Twentieth century school systems have come to be blatant examples of nineteenth century enterprise. Writing about anachronous industries, Henry Hazlitt noted: "It is just as necessary to the health of a dynamic economy that dying industries be allowed to die as that growing industries be allowed to grow." A like case could be made for abandoning outmoded compulsory institutionalized education.

Candlemaker’s Petition

Bastiat’s masterpiece of economic satire was the tongue-in-cheek petition to the Chamber of Deputies requesting that owners of houses be made to do without doors and windows. He berated sunlight as a foreign, low-cost, unfair source of illumination and asked that it be shut out to create a demand for artificial light which would benefit French manufacturers of lamps, tallow, and candles. We educators today are logical targets for the Bastiat philosophy as we defend our right to a monopoly of artificial enlightenment.

It is my belief that the services rendered by teachers in public schools are a primary economic good. Our professional expertise is of such value that it need not be forced on anyone. In learning’s free market, demand exceeds supply. Young people need not be compelled by legal entails to come to school. It’s a compulsion they have reason to hate. They have a valid case in history. Tea-loving Colonists refused to drink tea when it was forcibly pressed on them by a benevolent England. The Boston Tea Party made America a nation of coffee drinkers.

Public education as it exists today is economically unsound and patently unfair. Schools offer contracts for services to youths, but students have no legal way of enforcing the obligation. In even the relatively modest school districts, teachers report to principals who report to area directors who report to assistant superintendents who report to associate superintendents who eventually report to the superintendents who are solely responsible to the boards of education. Each level above the pedestrian classroom teacher is insulated from students. Every educator position above the teacher level in the system is political. Public relations know-how is the criteria for successful performance. Quality of the product that reaches the consumer is of small concern to middle management in educational enterprises. Managers are never partners in concerns which are without entrepreneurs. Educators are men of means, not of ends, and the means at their disposal are collectivism, centralization, and compulsion.

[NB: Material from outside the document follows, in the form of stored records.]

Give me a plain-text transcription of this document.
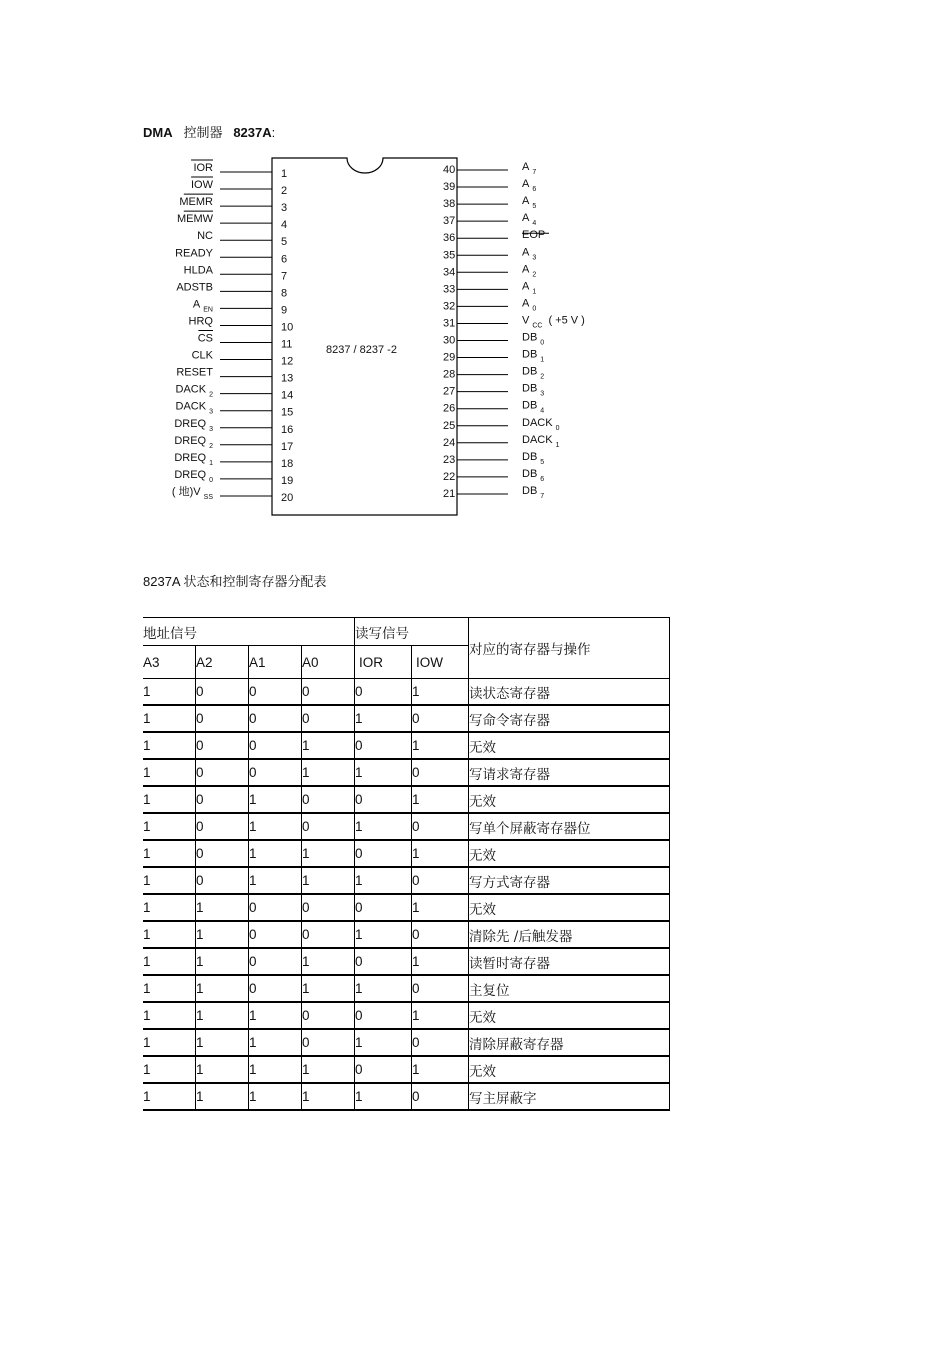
DMA 控制器 8237A:
8237 / 8237 -2
1
IOR
2
IOW
3
MEMR
4
MEMW
5
NC
6
READY
7
HLDA
8
ADSTB
9
A $_{EN}$
10
HRQ
11
CS
12
CLK
13
RESET
14
DACK $_2$
15
DACK $_3$
16
DREQ $_3$
17
DREQ $_2$
18
DREQ $_1$
19
DREQ $_0$
20
( 地)V $_{SS}$
40	A $_7$
39	A $_6$
38	A $_5$
37	A $_4$
36	EOP
35	A $_3$
34	A $_2$
33	A $_1$
32	A $_0$
31	V $_{CC}$ ( +5 V )
30	DB $_0$
29	DB $_1$
28	DB $_2$
27	DB $_3$
26	DB $_4$
25	DACK $_0$
24	DACK $_1$
23	DB $_5$
22	DB $_6$
21	DB $_7$
8237A 状态和控制寄存器分配表
地址信号				读写信号		对应的寄存器与操作
A3	A2	A1	A0	IOR	IOW	
1	0	0	0	0	1	读状态寄存器
1	0	0	0	1	0	写命令寄存器
1	0	0	1	0	1	无效
1	0	0	1	1	0	写请求寄存器
1	0	1	0	0	1	无效
1	0	1	0	1	0	写单个屏蔽寄存器位
1	0	1	1	0	1	无效
1	0	1	1	1	0	写方式寄存器
1	1	0	0	0	1	无效
1	1	0	0	1	0	清除先 /后触发器
1	1	0	1	0	1	读暂时寄存器
1	1	0	1	1	0	主复位
1	1	1	0	0	1	无效
1	1	1	0	1	0	清除屏蔽寄存器
1	1	1	1	0	1	无效
1	1	1	1	1	0	写主屏蔽字
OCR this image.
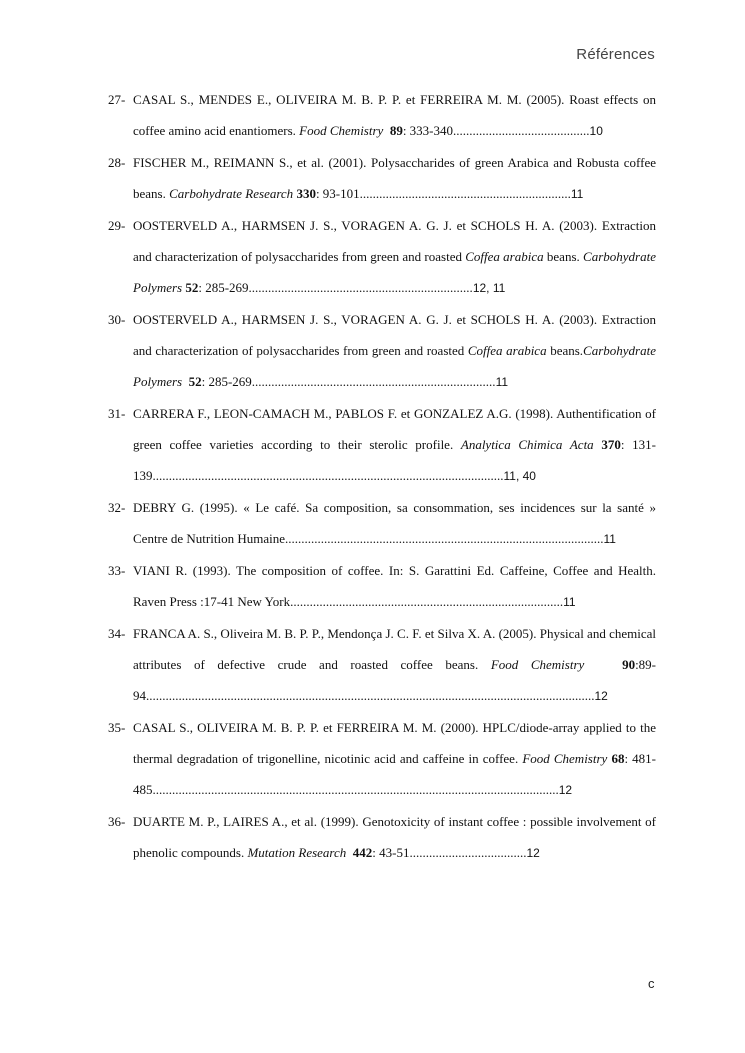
Références
27- CASAL S., MENDES E., OLIVEIRA M. B. P. P. et FERREIRA M. M. (2005). Roast effects on coffee amino acid enantiomers. Food Chemistry 89: 333-340..........................................10
28- FISCHER M., REIMANN S., et al. (2001). Polysaccharides of green Arabica and Robusta coffee beans. Carbohydrate Research 330: 93-101.................................................................11
29- OOSTERVELD A., HARMSEN J. S., VORAGEN A. G. J. et SCHOLS H. A. (2003). Extraction and characterization of polysaccharides from green and roasted Coffea arabica beans. Carbohydrate Polymers 52: 285-269.....................................................................12, 11
30- OOSTERVELD A., HARMSEN J. S., VORAGEN A. G. J. et SCHOLS H. A. (2003). Extraction and characterization of polysaccharides from green and roasted Coffea arabica beans.Carbohydrate Polymers 52: 285-269...........................................................................11
31- CARRERA F., LEON-CAMACH M., PABLOS F. et GONZALEZ A.G. (1998). Authentification of green coffee varieties according to their sterolic profile. Analytica Chimica Acta 370: 131-139............................................................................................................11, 40
32- DEBRY G. (1995). « Le café. Sa composition, sa consommation, ses incidences sur la santé » Centre de Nutrition Humaine..................................................................................................11
33- VIANI R. (1993). The composition of coffee. In: S. Garattini Ed. Caffeine, Coffee and Health. Raven Press :17-41 New York....................................................................................11
34- FRANCA A. S., Oliveira M. B. P. P., Mendonça J. C. F. et Silva X. A. (2005). Physical and chemical attributes of defective crude and roasted coffee beans. Food Chemistry	90:89-94..........................................................................................................................................12
35- CASAL S., OLIVEIRA M. B. P. P. et FERREIRA M. M. (2000). HPLC/diode-array applied to the thermal degradation of trigonelline, nicotinic acid and caffeine in coffee. Food Chemistry 68: 481-485.............................................................................................................................12
36- DUARTE M. P., LAIRES A., et al. (1999). Genotoxicity of instant coffee : possible involvement of phenolic compounds. Mutation Research 442: 43-51....................................12
c
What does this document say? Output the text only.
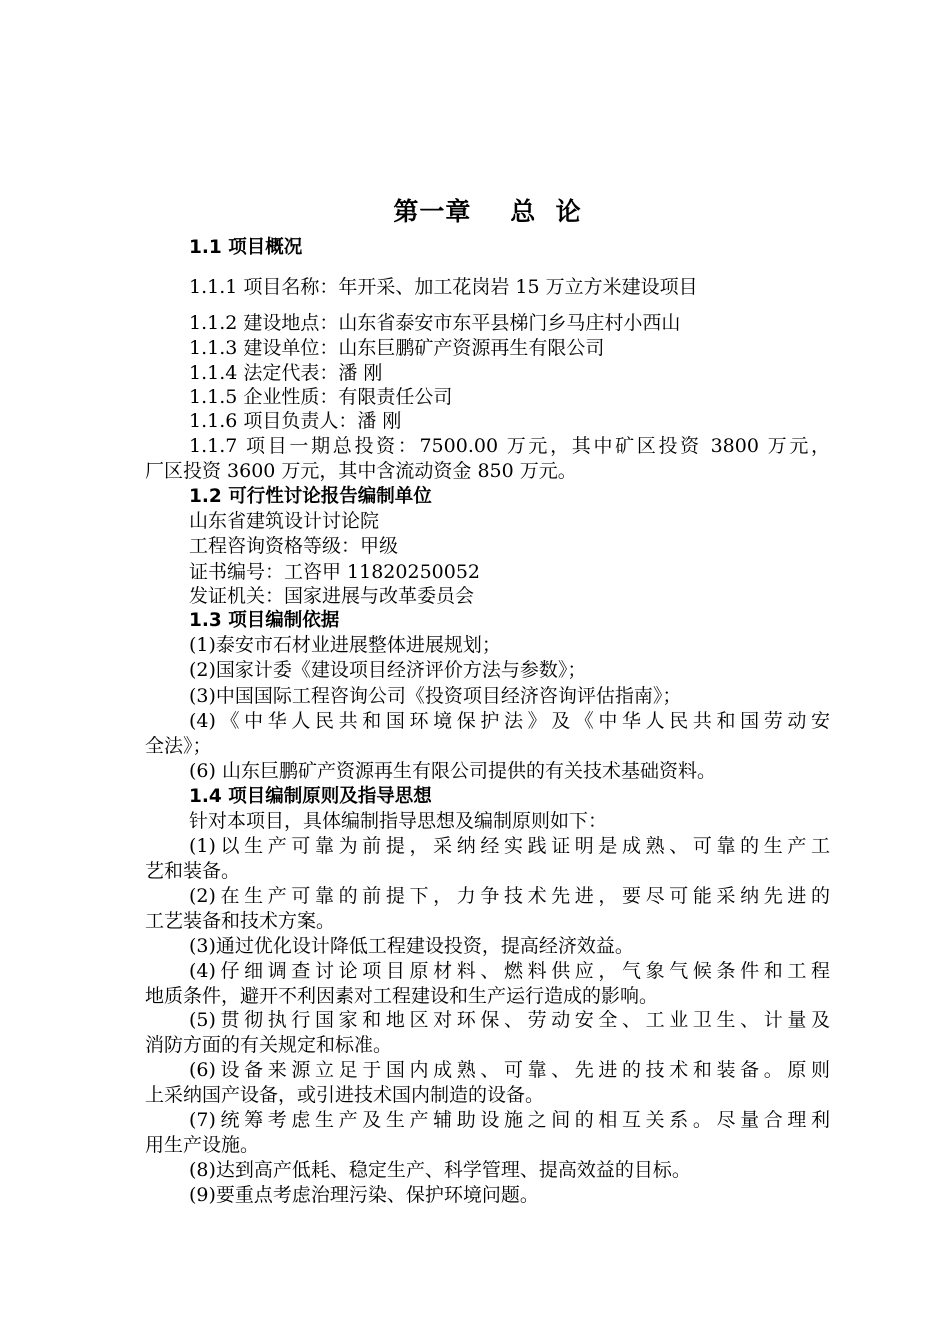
第一章    总  论
1.1 项目概况
1.1.1 项目名称：年开采、加工花岗岩 15 万立方米建设项目
1.1.2 建设地点：山东省泰安市东平县梯门乡马庄村小西山
1.1.3 建设单位：山东巨鹏矿产资源再生有限公司
1.1.4 法定代表：潘 刚
1.1.5 企业性质：有限责任公司
1.1.6 项目负责人：潘 刚
1.1.7 项目一期总投资：7500.00 万元，其中矿区投资 3800 万元，
厂区投资 3600 万元，其中含流动资金 850 万元。
1.2 可行性讨论报告编制单位
山东省建筑设计讨论院
工程咨询资格等级：甲级
证书编号：工咨甲 11820250052
发证机关：国家进展与改革委员会
1.3 项目编制依据
(1)泰安市石材业进展整体进展规划；
(2)国家计委《建设项目经济评价方法与参数》；
(3)中国国际工程咨询公司《投资项目经济咨询评估指南》；
(4)《中华人民共和国环境保护法》及《中华人民共和国劳动安
全法》；
(6) 山东巨鹏矿产资源再生有限公司提供的有关技术基础资料。
1.4 项目编制原则及指导思想
针对本项目，具体编制指导思想及编制原则如下：
(1)以生产可靠为前提，采纳经实践证明是成熟、可靠的生产工
艺和装备。
(2)在生产可靠的前提下，力争技术先进，要尽可能采纳先进的
工艺装备和技术方案。
(3)通过优化设计降低工程建设投资，提高经济效益。
(4)仔细调查讨论项目原材料、燃料供应，气象气候条件和工程
地质条件，避开不利因素对工程建设和生产运行造成的影响。
(5)贯彻执行国家和地区对环保、劳动安全、工业卫生、计量及
消防方面的有关规定和标准。
(6)设备来源立足于国内成熟、可靠、先进的技术和装备。原则
上采纳国产设备，或引进技术国内制造的设备。
(7)统筹考虑生产及生产辅助设施之间的相互关系。尽量合理利
用生产设施。
(8)达到高产低耗、稳定生产、科学管理、提高效益的目标。
(9)要重点考虑治理污染、保护环境问题。
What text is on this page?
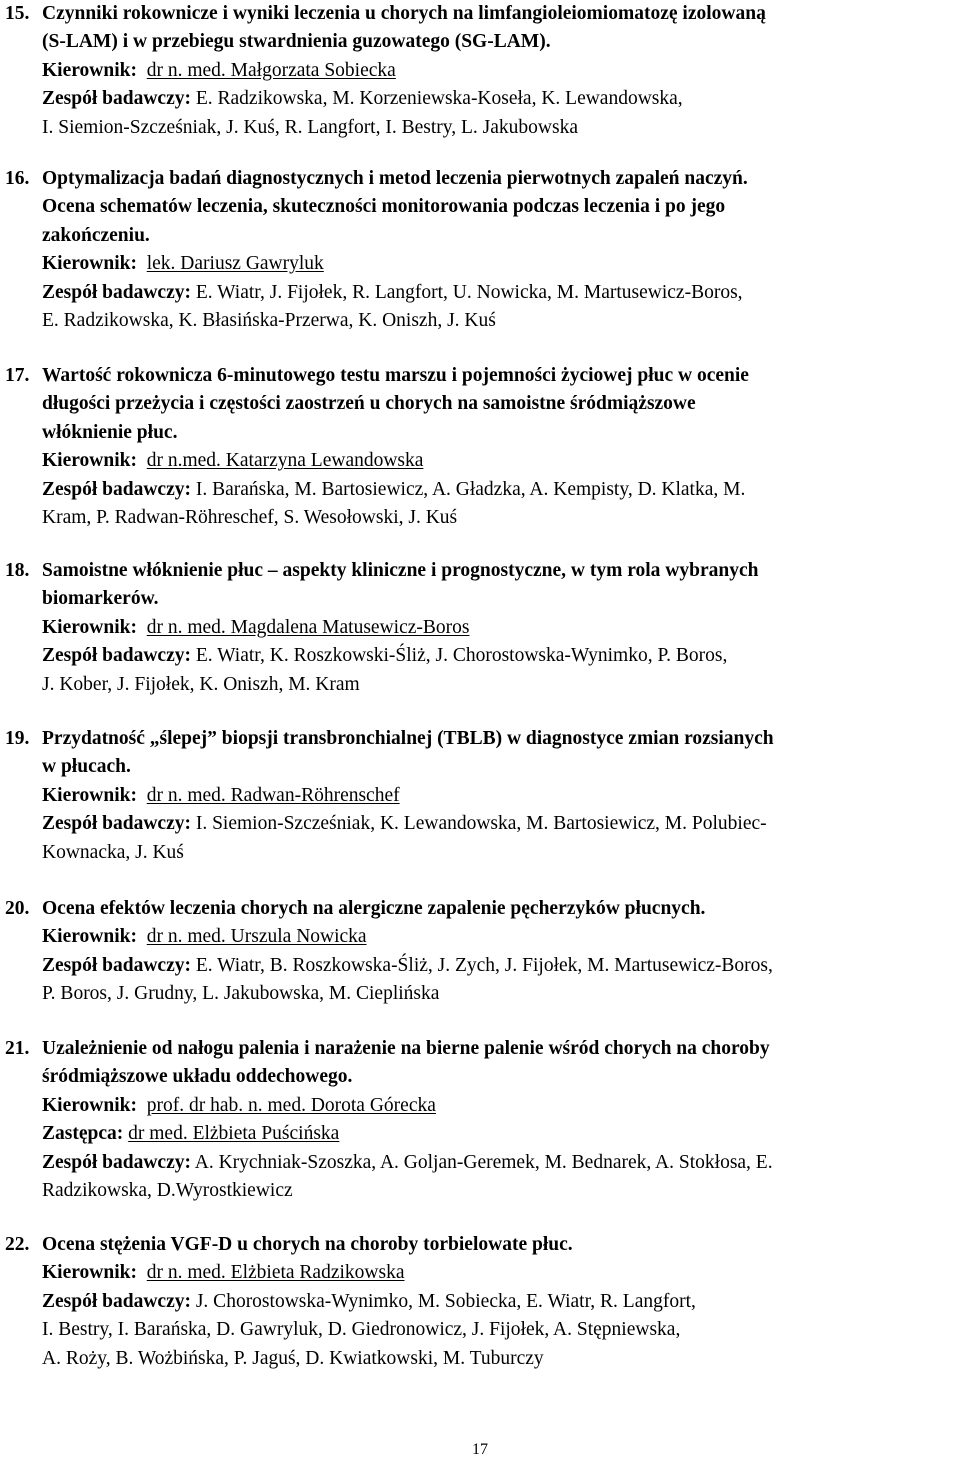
15. Czynniki rokownicze i wyniki leczenia u chorych na limfangioleiomiomatozę izolowaną
(S-LAM) i w przebiegu stwardnienia guzowatego (SG-LAM).
Kierownik: dr n. med. Małgorzata Sobiecka
Zespół badawczy: E. Radzikowska, M. Korzeniewska-Koseła, K. Lewandowska,
I. Siemion-Szcześniak, J. Kuś, R. Langfort, I. Bestry, L. Jakubowska
16. Optymalizacja badań diagnostycznych i metod leczenia pierwotnych zapaleń naczyń.
Ocena schematów leczenia, skuteczności monitorowania podczas leczenia i po jego
zakończeniu.
Kierownik: lek. Dariusz Gawryluk
Zespół badawczy: E. Wiatr, J. Fijołek, R. Langfort, U. Nowicka, M. Martusewicz-Boros,
E. Radzikowska, K. Błasińska-Przerwa, K. Oniszh, J. Kuś
17. Wartość rokownicza 6-minutowego testu marszu i pojemności życiowej płuc w ocenie
długości przeżycia i częstości zaostrzeń u chorych na samoistne śródmiąższowe
włóknienie płuc.
Kierownik: dr n.med. Katarzyna Lewandowska
Zespół badawczy: I. Barańska, M. Bartosiewicz, A. Gładzka, A. Kempisty, D. Klatka, M.
Kram, P. Radwan-Röhreschef, S. Wesołowski, J. Kuś
18. Samoistne włóknienie płuc – aspekty kliniczne i prognostyczne, w tym rola wybranych
biomarkerów.
Kierownik: dr n. med. Magdalena Matusewicz-Boros
Zespół badawczy: E. Wiatr, K. Roszkowski-Śliż, J. Chorostowska-Wynimko, P. Boros,
J. Kober, J. Fijołek, K. Oniszh, M. Kram
19. Przydatność „ślepej” biopsji transbronchialnej (TBLB) w diagnostyce zmian rozsianych
w płucach.
Kierownik: dr n. med. Radwan-Röhrenschef
Zespół badawczy: I. Siemion-Szcześniak, K. Lewandowska, M. Bartosiewicz, M. Polubiec-
Kownacka, J. Kuś
20. Ocena efektów leczenia chorych na alergiczne zapalenie pęcherzyków płucnych.
Kierownik: dr n. med. Urszula Nowicka
Zespół badawczy: E. Wiatr, B. Roszkowska-Śliż, J. Zych, J. Fijołek, M. Martusewicz-Boros,
P. Boros, J. Grudny, L. Jakubowska, M. Cieplińska
21. Uzależnienie od nałogu palenia i narażenie na bierne palenie wśród chorych na choroby
śródmiąższowe układu oddechowego.
Kierownik: prof. dr hab. n. med. Dorota Górecka
Zastępca: dr med. Elżbieta Puścińska
Zespół badawczy: A. Krychniak-Szoszka, A. Goljan-Geremek, M. Bednarek, A. Stokłosa, E.
Radzikowska, D.Wyrostkiewicz
22. Ocena stężenia VGF-D u chorych na choroby torbielowate płuc.
Kierownik: dr n. med. Elżbieta Radzikowska
Zespół badawczy: J. Chorostowska-Wynimko, M. Sobiecka, E. Wiatr, R. Langfort,
I. Bestry, I. Barańska, D. Gawryluk, D. Giedronowicz, J. Fijołek, A. Stępniewska,
A. Roży, B. Wożbińska, P. Jaguś, D. Kwiatkowski, M. Tuburczy
17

Bastiat made a wild and wonderful suggestion to us: "Let us now try liberty."

Away with the whims of governmental administrators, their socialized projects, their centralization, their tariffs, their government schools, their state religions, their free credit, their bank monopolies, their regulations, their restrictions, their equalization by taxation, and their pious moralizations!

In my latest reading of The Law there emerges a classic framework of freedom: the belief in a harmony in human nature, the knowledge that individual aspiration if left unfettered contributes to the general good, the sober understanding that man is not God.

The story is told that at the moment of Fredric Bastiat’s passing he whispered something. The sound was virtually inaudible, but the listening priest thought the whisper was, "Truth, truth…" What else could it have been!